Navarin Karim

CATATAN DEBAT PILKADA : Peningkatan Nilai Tambah orientasi Multipier Effect

 

Oleh : Navarin Karim

Minggu terakhir bulan Oktober hingga pertengahan bulan November 2024 merupakan jadwal debat kandidat Pikada serentak  di provinsi Jambi, yaitu debat kandidat Gubernur/wakil gubernur, walikota/wakil walikota dan Bupati/wakil Bupati ditayangkan di Jambi TV. Sebenarnya debat kandidat ini tidak begitu berpengaruh signinificant bagi  pemilih level ekonomi subsistence dan pendidikan rendah. Level menengah keatas saja penulis belum berani mengatakan significant. Pemilih rational masih dikalahkan dengan pemilih tradisional (baca : pemilih psikologis dan sosiologis). Pemilih psikologis masih rentan dengan money politic, sementara pemilih sosiologis ikatan primordialnya masih sangat kuat. Suku Jawa masih sangat patuh dengan dokrin sabdo pandito ratu. Harga mati bagi perilaku psikologis dan pemilih sosiologis untuk berpindah ke lain hati. Lantas apa gunanya debat kandidat pada massa mengambang (floating mass)?  Jawaban yang paling tepat yaitu sebatas dialog dan memenuhi prosedural demokrasi saja.

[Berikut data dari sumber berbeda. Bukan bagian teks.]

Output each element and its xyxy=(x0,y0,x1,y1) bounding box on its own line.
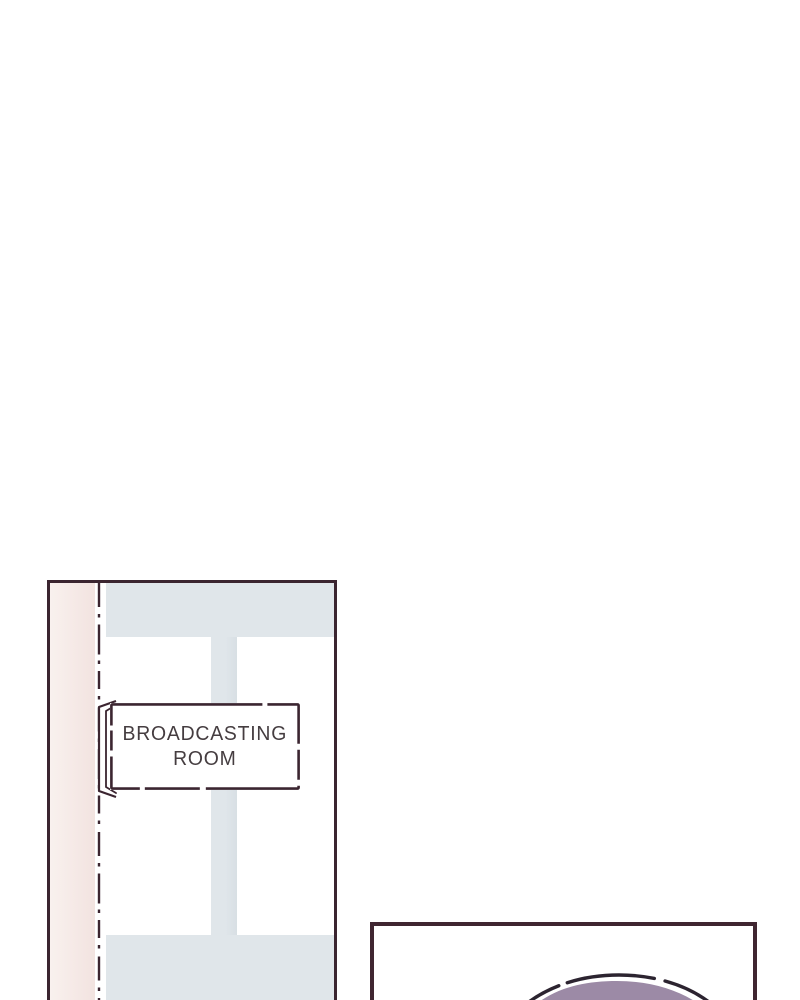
door-frame-wall-strip xyxy=(50,583,95,1000)
broadcasting-room-sign: BROADCASTING ROOM xyxy=(110,703,300,790)
page: BROADCASTING ROOM xyxy=(0,0,800,1000)
character-panel-illustration xyxy=(370,922,757,1000)
door-molding-top xyxy=(106,583,334,637)
character-hair-silhouette xyxy=(374,926,753,1000)
door-molding-bottom xyxy=(106,935,334,1000)
sign-text-line1: BROADCASTING xyxy=(123,722,288,747)
sign-text: BROADCASTING ROOM xyxy=(123,722,288,772)
door-panel-illustration: BROADCASTING ROOM xyxy=(47,580,337,1000)
sign-text-line2: ROOM xyxy=(123,747,288,772)
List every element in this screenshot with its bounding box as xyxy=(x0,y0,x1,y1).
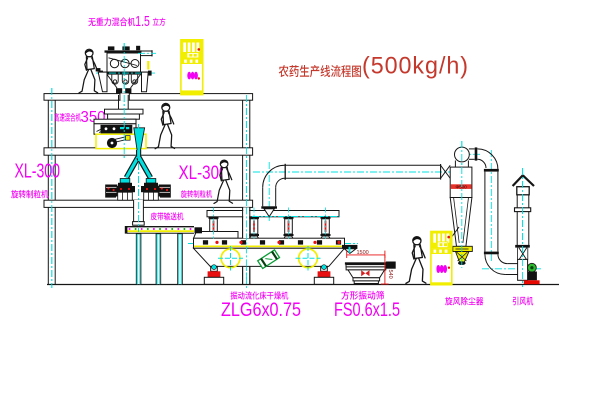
svg-text:1500: 1500 xyxy=(357,250,369,256)
svg-text:1.5: 1.5 xyxy=(135,13,150,30)
svg-text:XL-300: XL-300 xyxy=(15,161,61,183)
svg-text:ZLG6x0.75: ZLG6x0.75 xyxy=(221,300,301,321)
svg-text:(500kg/h): (500kg/h) xyxy=(362,53,469,80)
svg-text:FS0.6x1.5: FS0.6x1.5 xyxy=(334,300,400,321)
svg-text:540: 540 xyxy=(387,270,393,279)
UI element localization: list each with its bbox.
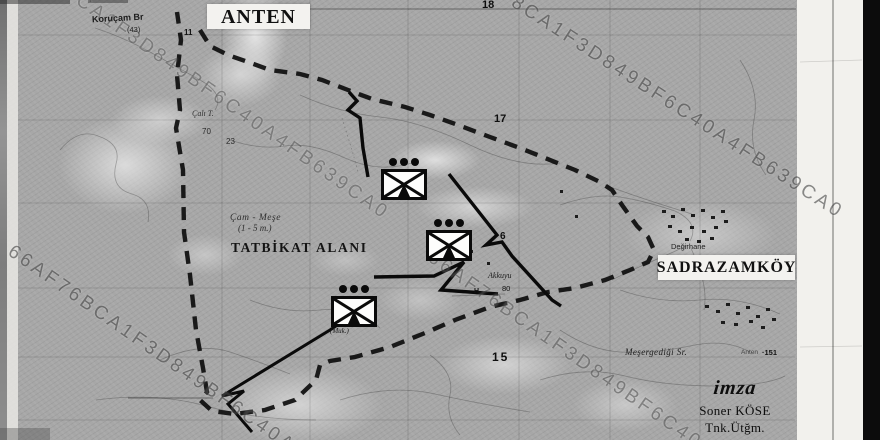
training-area-label: TATBİKAT ALANI: [231, 241, 368, 255]
cali-hill-label: Çalı T.: [192, 110, 214, 118]
akkuyu-label: Akkuyu: [488, 272, 512, 280]
spot-height-151: ·151: [762, 349, 777, 357]
spot-height-11: 11: [184, 29, 192, 37]
signature-name: Soner KÖSE: [685, 403, 785, 419]
infantry-unit-symbol-1: [381, 158, 427, 200]
signature-heading: imza: [684, 377, 786, 400]
scanned-map-document: CA1F3D849BF6C40A4FB639CA0 8CA1F3D849BF6C…: [0, 0, 880, 440]
vegetation-note-line2: (1 - 5 m.): [238, 224, 272, 233]
muk-label: (Muk.): [330, 328, 349, 335]
spot-height-23: 23: [226, 138, 235, 146]
scan-right-margin: [797, 0, 863, 440]
wedge-icon: [398, 184, 410, 197]
signature-rank: Tnk.Ütğm.: [685, 420, 785, 436]
mesergedigi-ridge-label: Meşergediği Sr.: [625, 348, 687, 357]
platoon-dots-icon: [381, 158, 427, 168]
anten-small-label: Anten: [741, 350, 758, 357]
infantry-crossed-box-icon: [426, 230, 472, 261]
infantry-crossed-box-icon: [331, 296, 377, 327]
grid-number-17: 17: [494, 114, 506, 125]
scan-right-black-edge: [863, 0, 880, 440]
sadrazamkoy-label: SADRAZAMKÖY: [658, 255, 795, 280]
infantry-unit-symbol-2: [426, 219, 472, 261]
platoon-dots-icon: [331, 285, 377, 295]
spot-height-70: 70: [202, 128, 211, 136]
grid-number-15: 15: [492, 351, 509, 363]
degirhane-hamlet-label: Değirhane: [671, 243, 706, 251]
wedge-icon: [348, 311, 360, 324]
infantry-crossed-box-icon: [381, 169, 427, 200]
anten-area-label: ANTEN: [207, 4, 310, 29]
grid-number-18: 18: [482, 0, 494, 11]
boundary-number-6: 6: [500, 232, 506, 242]
scan-left-white-strip: [7, 0, 18, 440]
map-canvas: [0, 0, 797, 440]
wedge-icon: [443, 245, 455, 258]
infantry-unit-symbol-3: [331, 285, 377, 327]
platoon-dots-icon: [426, 219, 472, 229]
scan-left-torn-edge: [0, 0, 7, 440]
h-mark-label: H: [474, 288, 479, 295]
spot-height-80: 80: [502, 285, 510, 293]
signature-block: imza Soner KÖSE Tnk.Ütğm.: [685, 377, 785, 436]
korucam-elevation-label: (43): [127, 26, 140, 34]
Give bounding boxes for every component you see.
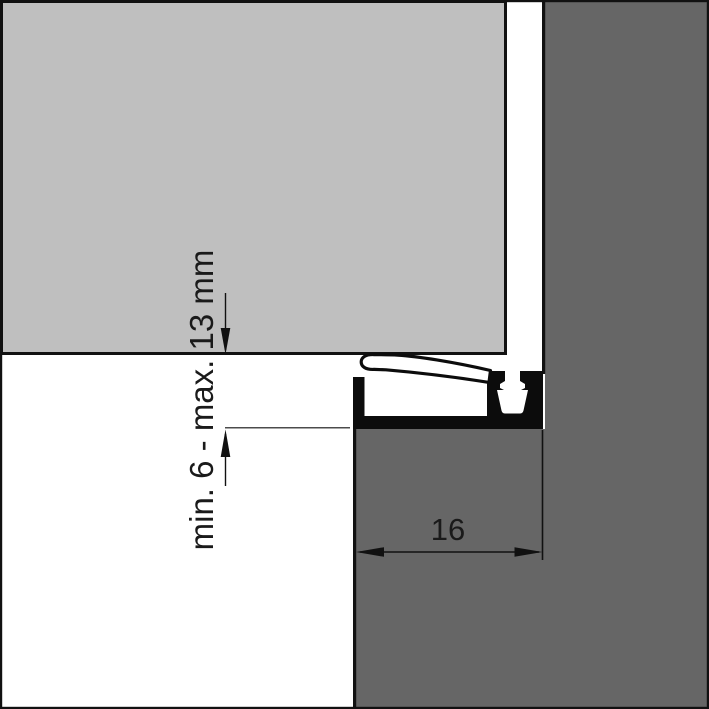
floor-step-edge-line <box>353 429 356 709</box>
wall-edge-line <box>542 0 545 374</box>
seal-cross-section-diagram: min. 6 - max. 13 mm 16 <box>0 0 709 709</box>
gap-dimension-label: min. 6 - max. 13 mm <box>183 250 220 551</box>
width-dimension-label: 16 <box>431 512 465 547</box>
profile-base <box>353 416 543 429</box>
door-panel <box>2 2 506 354</box>
technical-drawing-canvas: min. 6 - max. 13 mm 16 <box>0 0 709 709</box>
floor-section <box>356 429 709 709</box>
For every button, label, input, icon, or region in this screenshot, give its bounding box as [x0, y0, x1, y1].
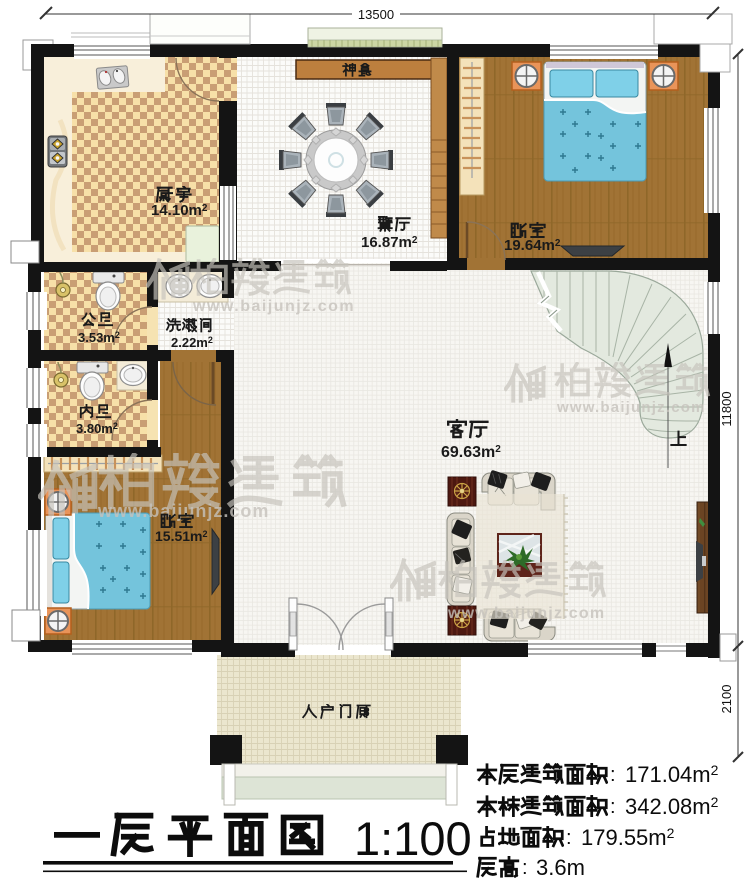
- svg-text:www.baijunjz.com: www.baijunjz.com: [192, 298, 355, 315]
- svg-text:14.10m2: 14.10m2: [151, 202, 208, 219]
- svg-text::: :: [610, 764, 616, 786]
- svg-text:1:100: 1:100: [354, 812, 472, 865]
- svg-text:3.80m2: 3.80m2: [76, 421, 118, 436]
- svg-text:15.51m2: 15.51m2: [155, 528, 208, 544]
- svg-text:11800: 11800: [719, 391, 734, 426]
- svg-text::: :: [610, 796, 616, 818]
- svg-text:3.6m: 3.6m: [536, 855, 585, 880]
- svg-text:3.53m2: 3.53m2: [78, 330, 120, 345]
- svg-text:2.22m2: 2.22m2: [171, 335, 213, 350]
- svg-text:www.baijunjz.com: www.baijunjz.com: [556, 399, 706, 416]
- svg-text::: :: [522, 857, 528, 879]
- svg-text:19.64m2: 19.64m2: [504, 237, 561, 254]
- svg-text:69.63m2: 69.63m2: [441, 444, 501, 461]
- svg-text:www.baijunjz.com: www.baijunjz.com: [447, 605, 605, 622]
- svg-text:342.08m2: 342.08m2: [625, 794, 719, 819]
- svg-text:2100: 2100: [719, 685, 734, 714]
- svg-text:179.55m2: 179.55m2: [581, 825, 675, 850]
- svg-text:171.04m2: 171.04m2: [625, 762, 719, 787]
- svg-text:13500: 13500: [358, 7, 394, 22]
- svg-text::: :: [566, 827, 572, 849]
- svg-text:16.87m2: 16.87m2: [361, 234, 418, 251]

Apa bukti ?   Ketika salah satu peserta  debat kandidat ditayangkan di televisi lokal Jambi, ada pertanyaan : apa program yang dapat meningkatkan nilai tambah ekonomi (Economic Value Added/EVA). Dijawab oknum kandidat dengan peningkatan infrastruktur jalan.  Audience tetap bertepuk tangan.  Sepintas jawabannya tidak bisa disalahkan, namun belumlah katagori sangat benar, tetapi katagori benar masih bisa diterimalah. Kalau dijawab hilirisasi, atau pembangunan proyek-proyek yang menimbulkan efek ganda (multpier efect) akan  menjadi sangat benar. Applaus yang diberikan audience akan lebih obyektif dan tim panelis yang membuat pertanyaan akan merasa puas dengan jawaban yang diberikan.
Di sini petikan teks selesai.